Not that I despise the music of gentle pattering, or am ignorant to the tears of nature. It's just that after being so accustomed to glorious sunshine, a gloomy sky of drab, drab gray can a downer.

Anyway, here is a letter to death that wrote for school. And no, I am not kidding when I say that I actually wrote to death.

And to those who have read my previous post, I may be taking it down because there are details I want to revise in the excerpt. In other words, I am not really compatible with what I had written there.

So to not dull this prosy day even more, here we go...

(Yes Nat, this is a vocab assignment. Week 11 to be exact)


Dear Death,

            Whenever light falls to dark, I perceive a shadow that swoops furtively upon the open prairie. It often appears to be a motif, a reminder of the most beautiful yet daunting story.  Yet, I know that with this eclipse, you ensconce yourself in a dingy hovel, writhing in not your own agony, but our remorse.
            It is said that man leads an incorrigible conscience, and that because of this inevitable streak, we will never live a day in which the vile poison of want and ignorance is extinct. For years, I have stood as sentries by countless individuals and watched them be seduced by greed, speculating the claws that tear their lives apart. But you always elude the enigma that wreathes your very breath at the last precarious moment, and you obliterate their vanity and self-conceit. You are their one salvation.
            Despite this benevolent consideration, you express no ingratiating feelings toward our race; no daring smiles of encouragement or firm assurances of support. Instead, you precipitate sorrow and mock our population in their most wretched and indigent hour. I sometimes question our very existence: are we another one of the Greater Good’s inscrutable mistakes, not a gift, but rather a “result?”
            Perhaps we should not have slipped past the cunning fingers of the one who gave us the chance to breathe, the one who presented us with the ability to dream and think. So many of us let these neglected talismans fly away or inflict them upon others with a dark motive. It is certainly disheartening to be a spectator of intemperate plundering paralleled with stingy alms, and even more so when you realize these souls are linked to you by relentless chains.

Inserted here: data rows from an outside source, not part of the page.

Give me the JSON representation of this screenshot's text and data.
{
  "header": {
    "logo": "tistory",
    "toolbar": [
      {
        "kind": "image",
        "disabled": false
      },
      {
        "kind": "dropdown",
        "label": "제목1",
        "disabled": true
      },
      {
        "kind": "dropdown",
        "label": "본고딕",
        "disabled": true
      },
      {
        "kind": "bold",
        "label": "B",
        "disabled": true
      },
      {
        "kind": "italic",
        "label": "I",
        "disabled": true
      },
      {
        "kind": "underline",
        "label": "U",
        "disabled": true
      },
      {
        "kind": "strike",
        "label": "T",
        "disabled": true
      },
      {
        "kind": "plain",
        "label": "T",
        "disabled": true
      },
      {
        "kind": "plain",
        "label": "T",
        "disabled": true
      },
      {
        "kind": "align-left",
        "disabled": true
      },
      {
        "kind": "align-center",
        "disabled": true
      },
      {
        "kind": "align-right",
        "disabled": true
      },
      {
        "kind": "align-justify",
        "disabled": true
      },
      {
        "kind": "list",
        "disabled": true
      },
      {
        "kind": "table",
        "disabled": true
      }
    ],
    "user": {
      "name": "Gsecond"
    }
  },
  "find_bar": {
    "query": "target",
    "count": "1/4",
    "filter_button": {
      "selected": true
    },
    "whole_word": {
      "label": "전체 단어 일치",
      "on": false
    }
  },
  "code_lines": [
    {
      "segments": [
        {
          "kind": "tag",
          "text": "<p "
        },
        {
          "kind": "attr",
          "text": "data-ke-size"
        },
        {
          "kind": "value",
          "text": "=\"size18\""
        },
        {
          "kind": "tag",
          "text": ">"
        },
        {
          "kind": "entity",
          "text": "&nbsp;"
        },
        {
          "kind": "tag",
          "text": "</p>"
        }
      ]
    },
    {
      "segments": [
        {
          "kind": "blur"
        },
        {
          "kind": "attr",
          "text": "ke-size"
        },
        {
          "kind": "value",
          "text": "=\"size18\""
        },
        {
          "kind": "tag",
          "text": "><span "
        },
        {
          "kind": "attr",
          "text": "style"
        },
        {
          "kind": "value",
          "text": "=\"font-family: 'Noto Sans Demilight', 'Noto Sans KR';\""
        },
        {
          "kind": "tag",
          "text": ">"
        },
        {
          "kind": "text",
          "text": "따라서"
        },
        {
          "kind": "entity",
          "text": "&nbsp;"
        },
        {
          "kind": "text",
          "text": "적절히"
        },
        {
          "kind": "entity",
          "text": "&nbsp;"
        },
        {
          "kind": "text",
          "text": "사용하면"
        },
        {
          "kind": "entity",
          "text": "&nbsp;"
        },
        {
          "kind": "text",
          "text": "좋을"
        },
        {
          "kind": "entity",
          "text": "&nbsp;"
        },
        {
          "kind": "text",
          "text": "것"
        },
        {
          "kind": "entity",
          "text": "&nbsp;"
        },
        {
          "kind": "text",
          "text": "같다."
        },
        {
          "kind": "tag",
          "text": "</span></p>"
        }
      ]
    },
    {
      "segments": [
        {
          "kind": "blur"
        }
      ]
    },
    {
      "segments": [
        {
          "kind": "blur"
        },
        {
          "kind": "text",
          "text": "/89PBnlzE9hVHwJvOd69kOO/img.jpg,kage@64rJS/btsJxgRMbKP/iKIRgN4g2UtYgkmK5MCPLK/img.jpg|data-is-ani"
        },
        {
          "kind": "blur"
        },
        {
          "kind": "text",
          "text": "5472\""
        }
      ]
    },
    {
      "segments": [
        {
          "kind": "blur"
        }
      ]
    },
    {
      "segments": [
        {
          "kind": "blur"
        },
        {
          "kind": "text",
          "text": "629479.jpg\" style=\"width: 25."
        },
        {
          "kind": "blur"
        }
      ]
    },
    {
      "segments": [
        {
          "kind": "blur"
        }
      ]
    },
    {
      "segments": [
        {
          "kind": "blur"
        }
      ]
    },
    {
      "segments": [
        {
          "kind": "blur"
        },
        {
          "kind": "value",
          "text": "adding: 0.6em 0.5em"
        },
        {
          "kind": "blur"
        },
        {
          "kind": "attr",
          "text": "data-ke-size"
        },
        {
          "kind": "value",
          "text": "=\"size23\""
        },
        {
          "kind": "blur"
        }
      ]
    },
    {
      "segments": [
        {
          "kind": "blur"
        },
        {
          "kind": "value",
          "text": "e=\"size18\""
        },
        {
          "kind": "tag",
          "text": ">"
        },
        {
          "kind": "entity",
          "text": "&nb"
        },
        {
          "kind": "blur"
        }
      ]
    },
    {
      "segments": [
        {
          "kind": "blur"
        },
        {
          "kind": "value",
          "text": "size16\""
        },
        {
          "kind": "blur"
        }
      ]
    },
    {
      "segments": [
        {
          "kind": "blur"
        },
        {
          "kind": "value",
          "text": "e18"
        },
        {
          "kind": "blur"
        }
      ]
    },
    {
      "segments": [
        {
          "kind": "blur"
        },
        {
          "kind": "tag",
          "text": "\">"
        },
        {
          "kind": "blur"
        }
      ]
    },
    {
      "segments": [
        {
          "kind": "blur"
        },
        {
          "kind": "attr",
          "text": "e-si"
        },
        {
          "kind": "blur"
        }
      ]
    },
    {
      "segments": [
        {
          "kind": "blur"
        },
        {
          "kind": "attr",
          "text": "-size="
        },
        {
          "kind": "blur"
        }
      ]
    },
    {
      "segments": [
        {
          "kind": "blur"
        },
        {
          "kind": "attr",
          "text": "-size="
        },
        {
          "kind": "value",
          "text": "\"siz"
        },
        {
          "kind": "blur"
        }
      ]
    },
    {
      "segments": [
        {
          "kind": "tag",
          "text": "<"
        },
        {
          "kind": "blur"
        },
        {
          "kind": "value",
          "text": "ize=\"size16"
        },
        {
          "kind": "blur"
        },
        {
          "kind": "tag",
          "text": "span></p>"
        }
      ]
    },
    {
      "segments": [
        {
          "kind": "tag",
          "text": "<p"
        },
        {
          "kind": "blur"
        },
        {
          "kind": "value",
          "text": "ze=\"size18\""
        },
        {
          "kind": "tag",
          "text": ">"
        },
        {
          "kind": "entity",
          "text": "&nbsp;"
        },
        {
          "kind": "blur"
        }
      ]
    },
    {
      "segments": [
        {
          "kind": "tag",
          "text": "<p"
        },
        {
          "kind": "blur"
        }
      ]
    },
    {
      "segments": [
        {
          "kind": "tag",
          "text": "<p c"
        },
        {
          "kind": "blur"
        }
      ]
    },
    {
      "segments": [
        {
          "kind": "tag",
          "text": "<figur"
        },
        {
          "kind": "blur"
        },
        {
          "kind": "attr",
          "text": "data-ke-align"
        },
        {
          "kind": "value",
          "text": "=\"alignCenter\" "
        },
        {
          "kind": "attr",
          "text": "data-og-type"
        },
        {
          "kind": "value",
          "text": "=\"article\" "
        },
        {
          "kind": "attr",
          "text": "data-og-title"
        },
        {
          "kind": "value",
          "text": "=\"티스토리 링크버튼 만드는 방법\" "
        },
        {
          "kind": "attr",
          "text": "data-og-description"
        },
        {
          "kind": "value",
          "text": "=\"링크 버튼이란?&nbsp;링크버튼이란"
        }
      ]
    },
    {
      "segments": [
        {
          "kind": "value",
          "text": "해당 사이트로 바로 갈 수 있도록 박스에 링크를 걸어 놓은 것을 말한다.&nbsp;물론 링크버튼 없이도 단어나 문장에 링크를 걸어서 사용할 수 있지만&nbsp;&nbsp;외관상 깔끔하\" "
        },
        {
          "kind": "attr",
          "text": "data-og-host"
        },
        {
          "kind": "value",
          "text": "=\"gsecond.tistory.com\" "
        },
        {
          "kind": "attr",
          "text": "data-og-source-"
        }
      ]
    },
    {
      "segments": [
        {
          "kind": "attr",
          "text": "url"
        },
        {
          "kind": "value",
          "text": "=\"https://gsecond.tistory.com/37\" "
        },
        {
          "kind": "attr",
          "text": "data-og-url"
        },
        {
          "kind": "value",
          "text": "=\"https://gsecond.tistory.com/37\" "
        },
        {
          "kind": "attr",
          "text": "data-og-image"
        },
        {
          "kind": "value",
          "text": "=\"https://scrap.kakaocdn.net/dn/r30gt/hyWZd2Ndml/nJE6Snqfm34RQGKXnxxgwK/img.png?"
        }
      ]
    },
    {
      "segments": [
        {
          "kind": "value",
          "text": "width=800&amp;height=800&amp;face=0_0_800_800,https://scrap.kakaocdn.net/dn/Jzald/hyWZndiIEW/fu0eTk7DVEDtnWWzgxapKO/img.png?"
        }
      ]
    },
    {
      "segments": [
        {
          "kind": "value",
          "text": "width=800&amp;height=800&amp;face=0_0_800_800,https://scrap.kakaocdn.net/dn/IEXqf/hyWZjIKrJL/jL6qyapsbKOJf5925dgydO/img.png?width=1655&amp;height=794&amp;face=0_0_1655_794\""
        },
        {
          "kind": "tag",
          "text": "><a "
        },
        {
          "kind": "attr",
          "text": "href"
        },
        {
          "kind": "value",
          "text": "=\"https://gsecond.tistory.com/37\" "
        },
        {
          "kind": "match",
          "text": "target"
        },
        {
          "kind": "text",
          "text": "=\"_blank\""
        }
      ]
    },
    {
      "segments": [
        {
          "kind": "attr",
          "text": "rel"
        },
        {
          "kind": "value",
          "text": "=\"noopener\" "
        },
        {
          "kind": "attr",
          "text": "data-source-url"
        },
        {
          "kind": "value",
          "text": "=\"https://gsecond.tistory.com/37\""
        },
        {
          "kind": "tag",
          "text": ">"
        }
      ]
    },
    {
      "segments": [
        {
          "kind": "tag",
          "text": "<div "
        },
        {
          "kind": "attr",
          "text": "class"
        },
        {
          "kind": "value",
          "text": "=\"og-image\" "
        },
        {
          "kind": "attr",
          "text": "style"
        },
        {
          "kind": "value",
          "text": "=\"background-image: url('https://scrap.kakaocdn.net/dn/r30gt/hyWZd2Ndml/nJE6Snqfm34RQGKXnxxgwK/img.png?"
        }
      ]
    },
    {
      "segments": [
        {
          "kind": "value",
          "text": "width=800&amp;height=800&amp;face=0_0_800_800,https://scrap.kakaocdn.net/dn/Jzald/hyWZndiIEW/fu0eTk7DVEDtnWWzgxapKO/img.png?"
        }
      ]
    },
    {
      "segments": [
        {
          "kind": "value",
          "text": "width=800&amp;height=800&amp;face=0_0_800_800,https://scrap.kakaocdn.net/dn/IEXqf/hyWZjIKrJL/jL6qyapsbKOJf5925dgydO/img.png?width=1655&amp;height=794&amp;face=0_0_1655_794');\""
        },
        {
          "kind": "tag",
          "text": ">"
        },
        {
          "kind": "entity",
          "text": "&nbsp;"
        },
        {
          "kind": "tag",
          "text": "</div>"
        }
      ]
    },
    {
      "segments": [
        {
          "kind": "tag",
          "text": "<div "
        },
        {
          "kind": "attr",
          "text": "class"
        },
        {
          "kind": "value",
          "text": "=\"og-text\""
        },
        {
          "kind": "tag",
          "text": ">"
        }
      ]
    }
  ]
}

But you will be there. You will rinse away our muddled colors and replace them with your very own.
            I have often heard that the most insignificant, innocuous endeavors can bring upon the greatest change, though whether or not the reforms strive for a brighter future is still one of Life’s intriguing mysteries. Even though you may not have yet divulged the truth, something unfurls whenever you take a burden in your arms. It is as if the question mark perched upon their shoulders dispels into light, and through their grief, they see a revelation – the rawness of their actions. The feigned insipidness they once expressed to each other crumbles to a formidable unity, as if the lines that divided them are the ones that tie them closer together.
            While we will never wholly exterminate the intractable problems that bring so much turmoil and bloodshed, the conflicts can undoubtedly be mended with time and forgiveness. Because you will be there, healing and destroying the worlds you played a part in creating.
It is with a bittersweet tear, however, that I annunciate I am not indefatigable, for the sigh of fate emanates from every cell and garden I now place my foot in. Perhaps this pronouncement echoes in a rather irrelevant tone with the rest of my salutations, but I thought you would like to know and plan for the upcoming career.
I shall see you tomorrow, if it ever comes.